ConnectWise CEO Jason Magee referred questions to a spokesperson. Perch Security CEO Aharon Chernin did not reply to a message asking for comment.

ConnectWise partners said they hope the company returns to its roots of creating “world-class PSA” (professional services automation) tools rather than selling software.

“I still think ConnectWise should quit trying to be distribution and focus on creating world-class PSA, RMM and quoting tools,” one longtime ConnectWise partner, who asked for anonymity, told CRN. “Ultimately, I think they are losing the quoting tool battle handily and they are going to lose the other two as well if they don’t begin to focus.”

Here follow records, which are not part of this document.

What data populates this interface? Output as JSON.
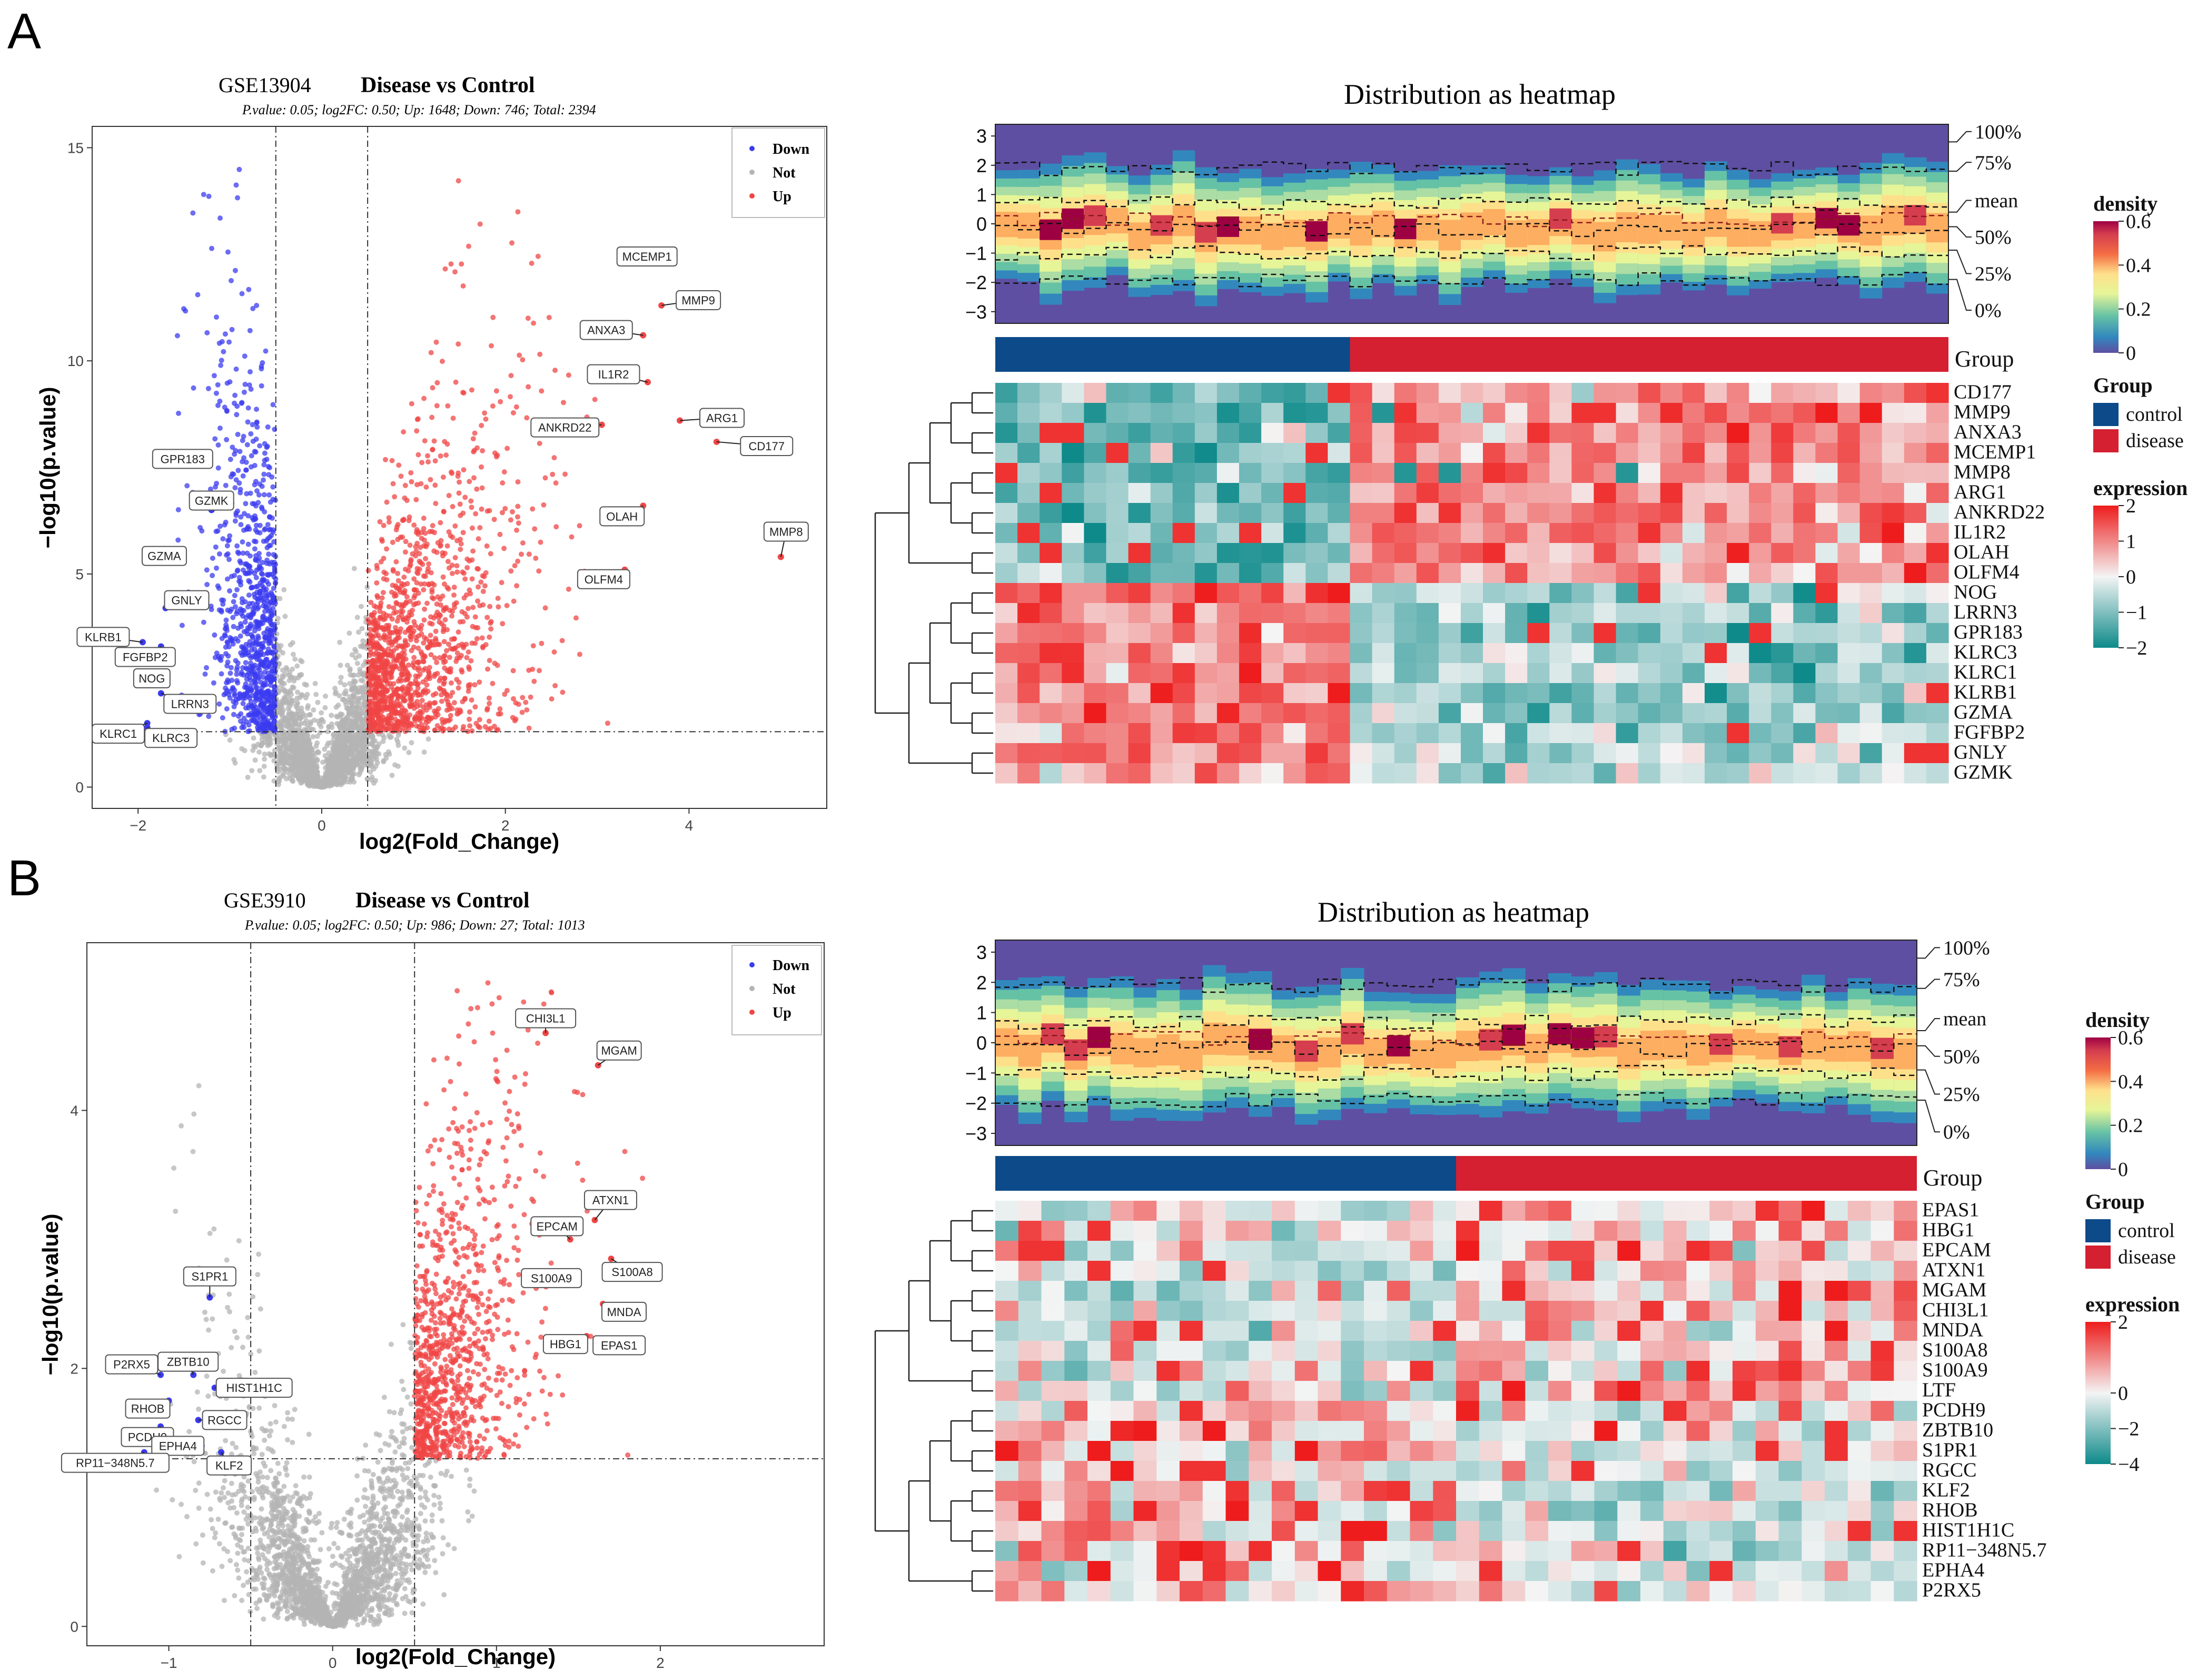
{
  "panels": [
    {
      "letter": "A",
      "volcano": {
        "dataset": "GSE13904",
        "title": "Disease vs Control",
        "subtitle": "P.value:  0.05; log2FC: 0.50; Up: 1648; Down: 746; Total: 2394",
        "xlabel": "log2(Fold_Change)",
        "ylabel": "−log10(p.value)",
        "legend": [
          "Down",
          "Not",
          "Up"
        ]
      },
      "heatmap": {
        "title": "Distribution as heatmap",
        "group_label": "Group",
        "group_levels": [
          "control",
          "disease"
        ],
        "density_title": "density",
        "expression_title": "expression",
        "genes": [
          "CD177",
          "MMP9",
          "ANXA3",
          "MCEMP1",
          "MMP8",
          "ARG1",
          "ANKRD22",
          "IL1R2",
          "OLAH",
          "OLFM4",
          "NOG",
          "LRRN3",
          "GPR183",
          "KLRC3",
          "KLRC1",
          "KLRB1",
          "GZMA",
          "FGFBP2",
          "GNLY",
          "GZMK"
        ]
      }
    },
    {
      "letter": "B",
      "volcano": {
        "dataset": "GSE3910",
        "title": "Disease vs Control",
        "subtitle": "P.value:  0.05; log2FC: 0.50; Up: 986; Down: 27; Total: 1013",
        "xlabel": "log2(Fold_Change)",
        "ylabel": "−log10(p.value)",
        "legend": [
          "Down",
          "Not",
          "Up"
        ]
      },
      "heatmap": {
        "title": "Distribution as heatmap",
        "group_label": "Group",
        "group_levels": [
          "control",
          "disease"
        ],
        "density_title": "density",
        "expression_title": "expression",
        "genes": [
          "EPAS1",
          "HBG1",
          "EPCAM",
          "ATXN1",
          "MGAM",
          "CHI3L1",
          "MNDA",
          "S100A8",
          "S100A9",
          "LTF",
          "PCDH9",
          "ZBTB10",
          "S1PR1",
          "RGCC",
          "KLF2",
          "RHOB",
          "HIST1H1C",
          "RP11−348N5.7",
          "EPHA4",
          "P2RX5"
        ]
      }
    }
  ],
  "colors": {
    "down": "#3b3bf0",
    "not": "#b4b4b4",
    "up": "#f04646",
    "control": "#0c4a8a",
    "disease": "#d42030",
    "expr_high": "#ee1c1c",
    "expr_mid": "#f4f4f4",
    "expr_low": "#0e8a8a"
  },
  "chart_data": [
    {
      "type": "scatter",
      "panel": "A",
      "title": "GSE13904 Disease vs Control",
      "xlabel": "log2(Fold_Change)",
      "ylabel": "−log10(p.value)",
      "xlim": [
        -2.5,
        5.5
      ],
      "ylim": [
        -0.5,
        15.5
      ],
      "xticks": [
        -2,
        0,
        2,
        4
      ],
      "yticks": [
        0,
        5,
        10,
        15
      ],
      "thresholds": {
        "log2fc": 0.5,
        "neg_log10_p": 1.3
      },
      "counts": {
        "up": 1648,
        "down": 746,
        "total": 2394
      },
      "labeled_points": [
        {
          "gene": "MCEMP1",
          "x": 3.6,
          "y": 12.3,
          "group": "up"
        },
        {
          "gene": "MMP9",
          "x": 3.7,
          "y": 11.3,
          "group": "up"
        },
        {
          "gene": "ANXA3",
          "x": 3.5,
          "y": 10.6,
          "group": "up"
        },
        {
          "gene": "IL1R2",
          "x": 3.55,
          "y": 9.5,
          "group": "up"
        },
        {
          "gene": "ARG1",
          "x": 3.9,
          "y": 8.6,
          "group": "up"
        },
        {
          "gene": "ANKRD22",
          "x": 3.05,
          "y": 8.5,
          "group": "up"
        },
        {
          "gene": "CD177",
          "x": 4.3,
          "y": 8.1,
          "group": "up"
        },
        {
          "gene": "MMP8",
          "x": 5.0,
          "y": 5.4,
          "group": "up"
        },
        {
          "gene": "OLAH",
          "x": 3.5,
          "y": 6.6,
          "group": "up"
        },
        {
          "gene": "OLFM4",
          "x": 3.3,
          "y": 5.1,
          "group": "up"
        },
        {
          "gene": "GPR183",
          "x": -1.4,
          "y": 7.7,
          "group": "down"
        },
        {
          "gene": "GZMK",
          "x": -1.2,
          "y": 6.5,
          "group": "down"
        },
        {
          "gene": "GZMA",
          "x": -1.6,
          "y": 5.3,
          "group": "down"
        },
        {
          "gene": "KLRB1",
          "x": -1.95,
          "y": 3.4,
          "group": "down"
        },
        {
          "gene": "GNLY",
          "x": -1.7,
          "y": 4.2,
          "group": "down"
        },
        {
          "gene": "FGFBP2",
          "x": -1.75,
          "y": 3.3,
          "group": "down"
        },
        {
          "gene": "NOG",
          "x": -1.85,
          "y": 2.7,
          "group": "down"
        },
        {
          "gene": "LRRN3",
          "x": -1.75,
          "y": 2.2,
          "group": "down"
        },
        {
          "gene": "KLRC1",
          "x": -1.9,
          "y": 1.5,
          "group": "down"
        },
        {
          "gene": "KLRC3",
          "x": -1.9,
          "y": 1.4,
          "group": "down"
        }
      ]
    },
    {
      "type": "heatmap",
      "panel": "A",
      "title": "Distribution as heatmap",
      "density_range": [
        0,
        0.6
      ],
      "density_ticks": [
        0,
        0.2,
        0.4,
        0.6
      ],
      "expression_range": [
        -2,
        2
      ],
      "expression_ticks": [
        -2,
        -1,
        0,
        1,
        2
      ],
      "density_yticks": [
        -3,
        -2,
        -1,
        0,
        1,
        2,
        3
      ],
      "quantile_labels": [
        "100%",
        "75%",
        "mean",
        "50%",
        "25%",
        "0%"
      ],
      "n_control": 16,
      "n_disease": 27,
      "up_genes": 10,
      "down_genes": 10
    },
    {
      "type": "scatter",
      "panel": "B",
      "title": "GSE3910 Disease vs Control",
      "xlabel": "log2(Fold_Change)",
      "ylabel": "−log10(p.value)",
      "xlim": [
        -1.5,
        3.0
      ],
      "ylim": [
        -0.15,
        5.3
      ],
      "xticks": [
        -1,
        0,
        1,
        2
      ],
      "yticks": [
        0,
        2,
        4
      ],
      "thresholds": {
        "log2fc": 0.5,
        "neg_log10_p": 1.3
      },
      "counts": {
        "up": 986,
        "down": 27,
        "total": 1013
      },
      "labeled_points": [
        {
          "gene": "CHI3L1",
          "x": 1.3,
          "y": 4.6,
          "group": "up"
        },
        {
          "gene": "MGAM",
          "x": 1.62,
          "y": 4.35,
          "group": "up"
        },
        {
          "gene": "ATXN1",
          "x": 1.6,
          "y": 3.15,
          "group": "up"
        },
        {
          "gene": "EPCAM",
          "x": 1.45,
          "y": 3.0,
          "group": "up"
        },
        {
          "gene": "S100A8",
          "x": 1.7,
          "y": 2.85,
          "group": "up"
        },
        {
          "gene": "S100A9",
          "x": 1.48,
          "y": 2.7,
          "group": "up"
        },
        {
          "gene": "MNDA",
          "x": 1.65,
          "y": 2.5,
          "group": "up"
        },
        {
          "gene": "HBG1",
          "x": 1.55,
          "y": 2.25,
          "group": "up"
        },
        {
          "gene": "EPAS1",
          "x": 1.62,
          "y": 2.2,
          "group": "up"
        },
        {
          "gene": "S1PR1",
          "x": -0.75,
          "y": 2.55,
          "group": "down"
        },
        {
          "gene": "P2RX5",
          "x": -1.05,
          "y": 1.95,
          "group": "down"
        },
        {
          "gene": "ZBTB10",
          "x": -0.85,
          "y": 1.95,
          "group": "down"
        },
        {
          "gene": "HIST1H1C",
          "x": -0.72,
          "y": 1.85,
          "group": "down"
        },
        {
          "gene": "RHOB",
          "x": -1.0,
          "y": 1.75,
          "group": "down"
        },
        {
          "gene": "RGCC",
          "x": -0.82,
          "y": 1.6,
          "group": "down"
        },
        {
          "gene": "PCDH9",
          "x": -1.05,
          "y": 1.55,
          "group": "down"
        },
        {
          "gene": "EPHA4",
          "x": -0.8,
          "y": 1.4,
          "group": "down"
        },
        {
          "gene": "KLF2",
          "x": -0.68,
          "y": 1.35,
          "group": "down"
        },
        {
          "gene": "RP11−348N5.7",
          "x": -1.15,
          "y": 1.35,
          "group": "down"
        }
      ]
    },
    {
      "type": "heatmap",
      "panel": "B",
      "title": "Distribution as heatmap",
      "density_range": [
        0,
        0.6
      ],
      "density_ticks": [
        0,
        0.2,
        0.4,
        0.6
      ],
      "expression_range": [
        -4,
        2
      ],
      "expression_ticks": [
        -4,
        -2,
        0,
        2
      ],
      "density_yticks": [
        -3,
        -2,
        -1,
        0,
        1,
        2,
        3
      ],
      "quantile_labels": [
        "100%",
        "75%",
        "mean",
        "50%",
        "25%",
        "0%"
      ],
      "n_control": 20,
      "n_disease": 20,
      "up_genes": 10,
      "down_genes": 10
    }
  ]
}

Another partner, who also asked for anonymity, said the move is similar to the one ConnectWise made when it acquired LabTech. That acquisition later became ConnectWise Automate.

“They seem to make that a pattern,” the partner said. “They invest, sit tight for a few years, then integrate. ConnectWise is having too many operational issues to run that type of business well. They’re great at writing software. They can’t keep it together on sales and support. Running a services team is their biggest weakness and that’s what Perch [Security], because of the SOC, really is.”

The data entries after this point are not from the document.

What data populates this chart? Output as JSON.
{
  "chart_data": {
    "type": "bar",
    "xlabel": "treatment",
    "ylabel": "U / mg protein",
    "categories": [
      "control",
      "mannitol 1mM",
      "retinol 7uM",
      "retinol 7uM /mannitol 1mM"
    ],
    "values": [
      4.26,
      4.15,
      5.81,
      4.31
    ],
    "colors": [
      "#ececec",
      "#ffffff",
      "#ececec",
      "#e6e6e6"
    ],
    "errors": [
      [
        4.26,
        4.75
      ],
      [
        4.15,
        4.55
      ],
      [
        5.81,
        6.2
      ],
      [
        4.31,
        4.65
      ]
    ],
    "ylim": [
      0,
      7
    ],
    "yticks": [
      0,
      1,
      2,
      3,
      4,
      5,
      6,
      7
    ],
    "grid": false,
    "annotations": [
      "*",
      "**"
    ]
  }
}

Last year, ConnectWise unveiled a mega-deal at IT Nation: its private equity owner, Thoma Bravo, had merged it with rival Continuum. That deal came with Continuum’s own robust security practice, which included three SOC locations around the globe.

However in June, ConnectWise said that the company’s ConnectWise Automate product had been used by bad actors to ransom MSPs. The company later acknowledged MSP customers were also hit. Perch Security wrote about the incidents in July, saying ConnectWise allowed MSPs to be “buffalo-jumped.”

“We defined a buffalo jump as an incident where an MSP is compromised for access to multiple customers,” a Perch Security researcher wrote in a blog posted to the company’s site. “A buffalo jump ends with most of your customers being ransomed. You could consider a buffalo jump as a supply chain attack, but at scale.”

[RELATED: ConnectWise CEO Says ‘We Definitely Failed’ In Communication To Partners And Workers, But Vows ‘Doubling Down’ To Right The Ship]

In its July blog, Perch Security said it wanted to create a product that could monitor ConnectWise Automate to detect intrusions that lead to ransomware.

“Wouldn’t it be great if you could easily monitor ConnectWise Automate for threats? The Perch community sure thought so. So, we asked the birds in the lab to look into it and rustle something up, and now it’s here,” the post read. “This new product comes right off the heels of a CW Automate vulnerability (CVE-2020-14159) that led to some Managed Service Providers (MSPs) getting buffalo-jumped.”